I apologize for not making myself clear in my previous message. I am unsure if you were able to view the pictures that I posted in my last reply, as they do not seem to be loading on my side.

It should be noted that the latency of 1.71ms as seen on the console includes both the task running on DLA and the data transfer between SRAM and GPU. On the other hand, the latency of 1.75ms as reported by Nsight System only accounts for the task latency run on the DLA.
However, it is worth mentioning that the overall latency, which includes both the DLA task and data copying, is shorter than just the latency of the DLA task alone as measured by nsys. This is the source of my confusion.

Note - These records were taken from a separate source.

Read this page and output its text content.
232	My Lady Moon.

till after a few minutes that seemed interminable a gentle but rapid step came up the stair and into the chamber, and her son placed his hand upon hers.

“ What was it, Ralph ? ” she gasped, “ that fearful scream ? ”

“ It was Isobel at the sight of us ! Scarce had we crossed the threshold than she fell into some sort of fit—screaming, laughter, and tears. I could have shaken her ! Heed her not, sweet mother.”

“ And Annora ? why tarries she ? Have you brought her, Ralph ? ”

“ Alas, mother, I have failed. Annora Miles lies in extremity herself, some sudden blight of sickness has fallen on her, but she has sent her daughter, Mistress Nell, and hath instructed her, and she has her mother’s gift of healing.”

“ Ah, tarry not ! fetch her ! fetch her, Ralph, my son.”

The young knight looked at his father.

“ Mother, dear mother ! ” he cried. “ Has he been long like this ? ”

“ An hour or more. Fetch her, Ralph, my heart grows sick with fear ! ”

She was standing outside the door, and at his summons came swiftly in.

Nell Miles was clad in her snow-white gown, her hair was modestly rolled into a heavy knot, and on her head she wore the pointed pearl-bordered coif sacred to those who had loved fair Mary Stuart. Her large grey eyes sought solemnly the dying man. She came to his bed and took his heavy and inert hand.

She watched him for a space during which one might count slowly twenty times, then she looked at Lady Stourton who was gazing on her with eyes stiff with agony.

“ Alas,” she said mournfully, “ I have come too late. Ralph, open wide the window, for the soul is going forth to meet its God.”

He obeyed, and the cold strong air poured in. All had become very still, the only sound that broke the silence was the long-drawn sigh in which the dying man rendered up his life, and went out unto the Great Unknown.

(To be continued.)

To support this claim that the latency in the console reflects data copying, I added --dumpProfile to the trtexec command line argument and the results showed that the total latency included time for data transfer between nvm and fc1000 from nvm.

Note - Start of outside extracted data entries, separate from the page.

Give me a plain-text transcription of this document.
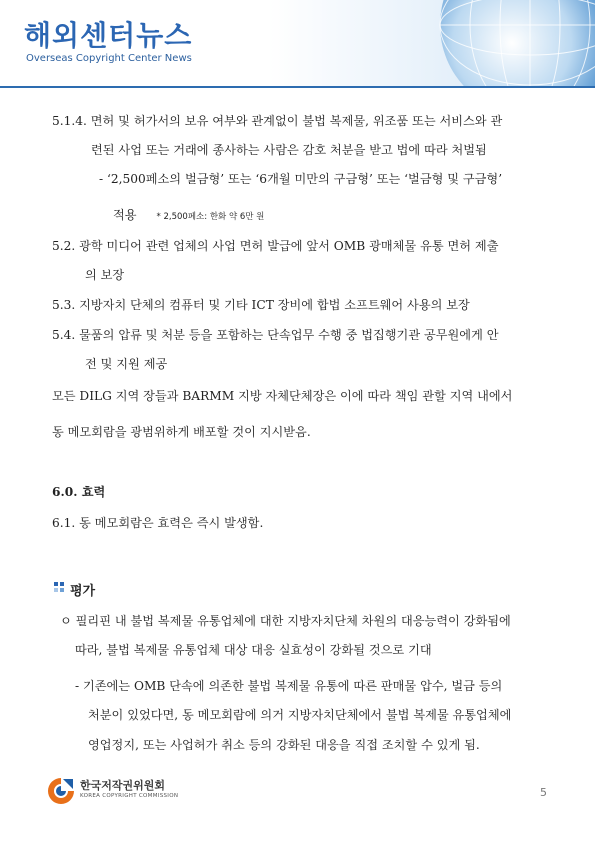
해외센터뉴스
Overseas Copyright Center News
5.1.4. 면허 및 허가서의 보유 여부와 관계없이 불법 복제물, 위조품 또는 서비스와 관
련된 사업 또는 거래에 종사하는 사람은 감호 처분을 받고 법에 따라 처벌됨
- ‘2,500페소의 벌금형’ 또는 ‘6개월 미만의 구금형’ 또는 ‘벌금형 및 구금형’
적용 * 2,500페소: 한화 약 6만 원
5.2. 광학 미디어 관련 업체의 사업 면허 발급에 앞서 OMB 광매체물 유통 면허 제출
의 보장
5.3. 지방자치 단체의 컴퓨터 및 기타 ICT 장비에 합법 소프트웨어 사용의 보장
5.4. 물품의 압류 및 처분 등을 포함하는 단속업무 수행 중 법집행기관 공무원에게 안
전 및 지원 제공
모든 DILG 지역 장들과 BARMM 지방 자체단체장은 이에 따라 책임 관할 지역 내에서
동 메모회람을 광범위하게 배포할 것이 지시받음.
6.0. 효력
6.1. 동 메모회람은 효력은 즉시 발생함.
평가
ㅇ 필리핀 내 불법 복제물 유통업체에 대한 지방자치단체 차원의 대응능력이 강화됨에
따라, 불법 복제물 유통업체 대상 대응 실효성이 강화될 것으로 기대
- 기존에는 OMB 단속에 의존한 불법 복제물 유통에 따른 판매물 압수, 벌금 등의
처분이 있었다면, 동 메모회람에 의거 지방자치단체에서 불법 복제물 유통업체에
영업정지, 또는 사업허가 취소 등의 강화된 대응을 직접 조치할 수 있게 됨.
한국저작권위원회
KOREA COPYRIGHT COMMISSION	5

[03/08/2023-10:09:30] [I] === Performance summary ===
[03/08/2023-10:09:30] [I] Throughput: 59.2112 qps
[03/08/2023-10:09:30] [I] Latency: min = 16.854 ms, max = 17.0804 ms, mean = 16.8707 ms, median = 16.8657 ms, percentile(99%) = 16.9868 ms
[03/08/2023-10:09:30] [I] Enqueue Time: min = 16.8416 ms, max = 17.0437 ms, mean = 16.8557 ms, median = 16.8513 ms, percentile(99%) = 16.9577 ms
[03/08/2023-10:09:30] [I] H2D Latency: min = 0.0223389 ms, max = 0.0327759 ms, mean = 0.0233877 ms, median = 0.0231934 ms, percentile(99%) = 0.0307617 ms
[03/08/2023-10:09:30] [I] GPU Compute Time: min = 16.8237 ms, max = 17.0344 ms, mean = 16.8394 ms, median = 16.8345 ms, percentile(99%) = 16.9484 ms
[03/08/2023-10:09:30] [I] D2H Latency: min = 0.00622559 ms, max = 0.0306396 ms, mean = 0.00788608 ms, median = 0.00720215 ms, percentile(99%) = 0.0218506 ms
[03/08/2023-10:09:30] [I] Total Host Walltime: 3.03997 s
[03/08/2023-10:09:30] [I] Total GPU Compute Time: 3.03109 s
[03/08/2023-10:09:30] [W] * Throughput may be bound by Enqueue Time rather than GPU Compute and the GPU may be under-utilized.
[03/08/2023-10:09:30] [W]   If not already in use, --useCudaGraph (utilize CUDA graphs where possible) may increase the throughput.
[03/08/2023-10:09:30] [I] Explanations of the performance metrics are printed in the verbose logs.
[03/08/2023-10:09:30] [I] 
[03/08/2023-10:09:30] [I] 
[03/08/2023-10:09:30] [I] === Profile (192 iterations ) ===
[03/08/2023-10:09:30] [I]                          Layer   Time (ms)   Avg. Time (ms)   Time %
[03/08/2023-10:09:30] [I]                    data to nvm        7.07           0.0368      0.2
[03/08/2023-10:09:30] [I]  {ForeignNode[conv1...fc1000]}       15.77           0.0821      0.5
[03/08/2023-10:09:30] [I]                fc1000 from nvm     3205.04          16.6929     99.3
[03/08/2023-10:09:30] [I]               data copy finish        0.35           0.0018      0.0
[03/08/2023-10:09:30] [I]             fc1000 copy finish        0.56           0.0029      0.0
[03/08/2023-10:09:30] [I]                          Total     3228.79          16.8166    100.0

Hi,

Is this duplicated to topic 244464?

If yes, let’s track the following on topic 244464 directly.

Thanks.

I’m sorry, but that’s not quite the topic we’re discussing. Our focus here is on why the latency of the task on DLA is longer than the total latency of the inference, including data transfer between DLA and GPU. Thank you for your understanding.

Hi,

The 1.71ms is the inference time.

The profiling log from trtexec breaks down the inference time into the sub-items, and these items belong to the “inference” part.
Memory copy indicates H2D and D2H, not the data transfer between GPU and DLA.

Also, DLA can only report active or idle status.
So the time reported from the Nsight System should be the active period of DLA.

If you are interested in the sub-item issue, we can discuss it on topic 244464.

Thanks.

This topic was automatically closed 14 days after the last reply. New replies are no longer allowed.